Häufig beziehen sich die Aussagen nach der Marktkapitalisierung auf die Seite coinmarketcap.com. Auf der Startseite sehen Nutzer sofort die Rangliste aller Kryptowährungen sortiert nach Marktkapitalisierung. Da steht aktuell Bitcoin auf dem ersten Platz und darunter Ripple, gefolgt von Ethereum. Im Folgenden ein Screenshot der derzeitigen „Rangliste“:

bitcoin marktkapitalisierung

Lässt man die Standardeinstellung, so steht Bitcoin auf Platz 1. Gemessen am „Free Float“ der Kryptowährung.

Doch worauf beziehen sich die Daten bzw. wie setzt sich die Berechnung zusammen? Die Berechnung erfolgt anhand des Free Floats, sprich der Token, die aktuell am Markt für jeden Nutzer zugänglich sind. Bei Bitcoin sind das aktuell rund 16,8 Millionen Bitcoins. Bei Ripple sind es gut 38,7 Milliarden Coins. Wie die meisten Leser sicherlich wissen, werden derzeit noch Bitcoins durch Miner produziert, bis die Höchstgrenze von 21 Millionen Bitcoins im Jahre 2140 erreicht ist – zumindest theoretisch. Bei Ripple sieht das jedoch etwas anders aus. Hier gibt es kein Ripple Mining. Es sind bereits alle Token produziert worden, insgesamt 100 Milliarden. Allerdings sind eben von den 100 Milliarden XRP derzeit nur rund 38,7 Milliarden Tokens im Umlauf. Der Rest wird von RippleLabs selbst gehalten, wobei derzeit monatlich 1 Milliarde XRP freigegeben werden. Die Berechnung auf der Startseite von coinmarketcap legt zunächst nur die Zahl von 38,7 Milliarden XRP zugrunde. Was aber wäre, wenn wir die Einstellung so verändern, dass die gesamten bereits produzierten Tokens in die Berechnung mit einfließen würden? Dazu muss der Nutzer auf „Coins“ klicken und danach „Market Cap by Totaly Supply“ auswählen. Dann sieht es plötzlich ganz anders aus, nämlich so, dass Ripple auf Platz 1 ist und zwar mit einer Marktkapitalisierung von rund 331 Milliarden Dollar, während Bitcoin auf nur 278 Milliarden Dollar kommt.

ripple auf platz eins

Stellt der Nutzer die Ansicht jedoch so um, dass alle bisher erschaffenen Tokens mit in die Berechnung einfließen, ergibt sich plötzlich ein ganz anderes Bild.

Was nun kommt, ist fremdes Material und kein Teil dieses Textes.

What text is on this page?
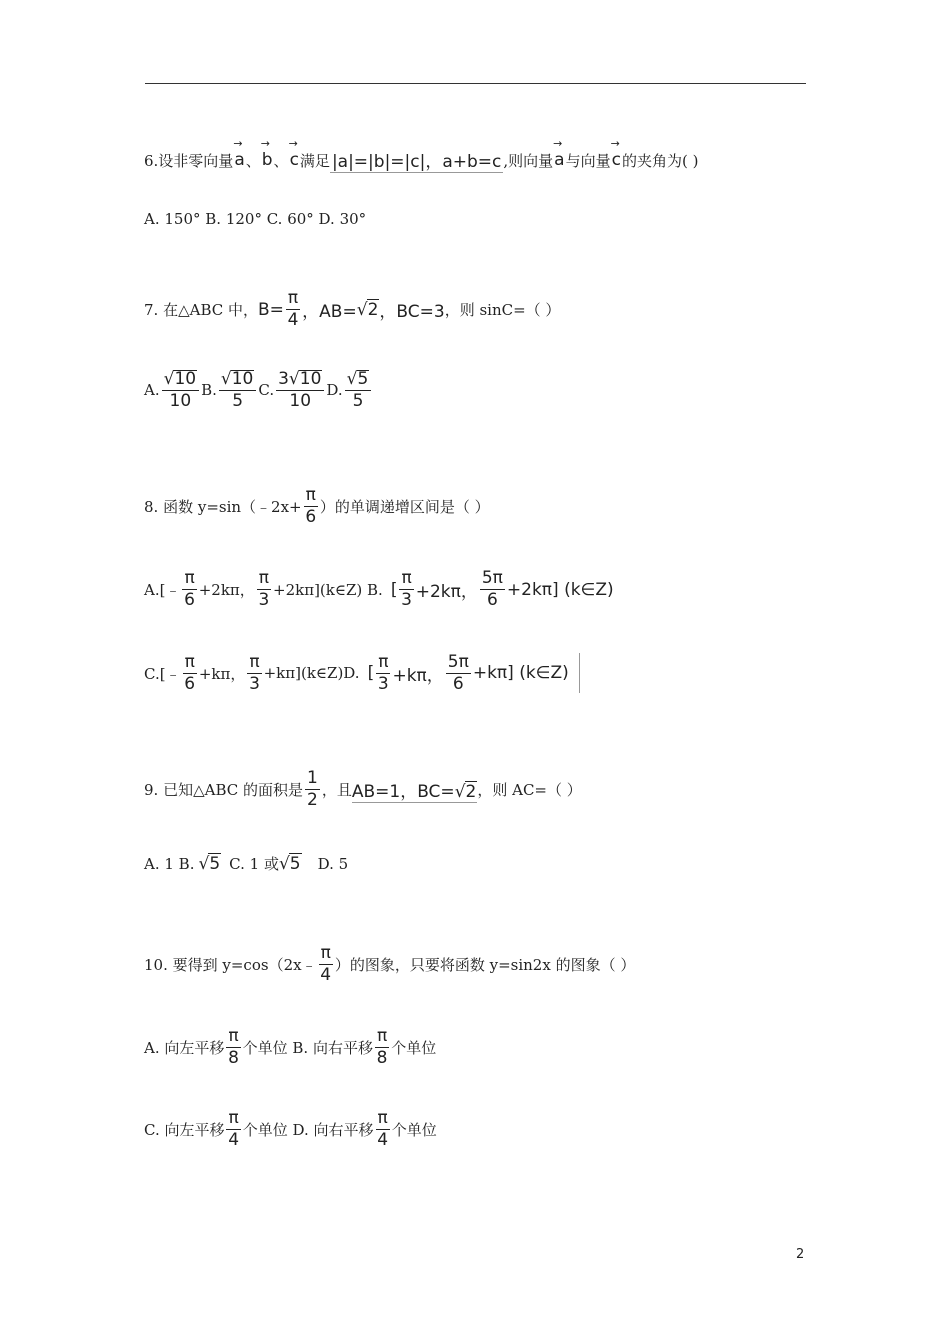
6.设非零向量 → a 、 → b 、 → c 满足 |a|=|b|=|c|，a+b=c ,则向量 → a 与向量 → c 的夹角为( )
A. 150° B. 120° C. 60° D. 30°
7. 在△ABC 中， $B= \frac{\pi}{4}$ ，AB= √ 2 ，BC=3 ，则 sinC=（ ）
A. $\frac{√10}{10} B$. $\frac{√10}{5} C$. $\frac{3√10}{10} D$. $\frac{√5}{5}$
8. 函数 y=sin（﹣2x+ $\frac{\pi}{6}$ ）的单调递增区间是（ ）
A.[﹣ $\frac{\pi}{6} +2k\pi$， $\frac{\pi}{3}$ +2kπ](k∈Z) B. [ $\frac{\pi}{3} +2k\pi$， $\frac{5\pi}{6} +2k\pi$] (k∈Z)
C.[﹣ $\frac{\pi}{6} +k\pi$， $\frac{\pi}{3}$ +kπ](k∈Z)D. [ $\frac{\pi}{3} +k\pi$， $\frac{5\pi}{6} +k\pi$] (k∈Z)
9. 已知△ABC 的面积是 $\frac{1}{2}$ ，且 AB=1，BC=√2 ，则 AC=（ ）
A. 1 B. √ 5 C. 1 或 √ 5 D. 5
10. 要得到 y=cos（2x﹣ $\frac{\pi}{4}$ ）的图象，只要将函数 y=sin2x 的图象（ ）
A. 向左平移 $\frac{\pi}{8}$ 个单位 B. 向右平移 $\frac{\pi}{8}$ 个单位
C. 向左平移 $\frac{\pi}{4}$ 个单位 D. 向右平移 $\frac{\pi}{4}$ 个单位
2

Welche Berechnung ist nun die richtige?

Sollte die Berechnung nun anhand des Free Floats erfolgen oder nach der gesamten Marktkapitalisierung, unabhängig davon, wer wie viele Tokens hält? Selbstverständlich lässt sich darüber diskutieren. Doch schauen wir uns mal an, wie es im Allgemeinen im Aktienhandel gemacht wird – darauf weißt übrigens Daniel Kühn auch hin. An dieser Stelle wollen wir das Ganze mal mit einem Beispiel hinterlegen. Daniel Kühn nimmt als Beispiel die Apple Aktie, wir haben uns für den Gesundheitskonzern Fresenius (im DAX notiert) entschieden, da die unterschiedliche Berechnungsweise hier sehr deutlich wird.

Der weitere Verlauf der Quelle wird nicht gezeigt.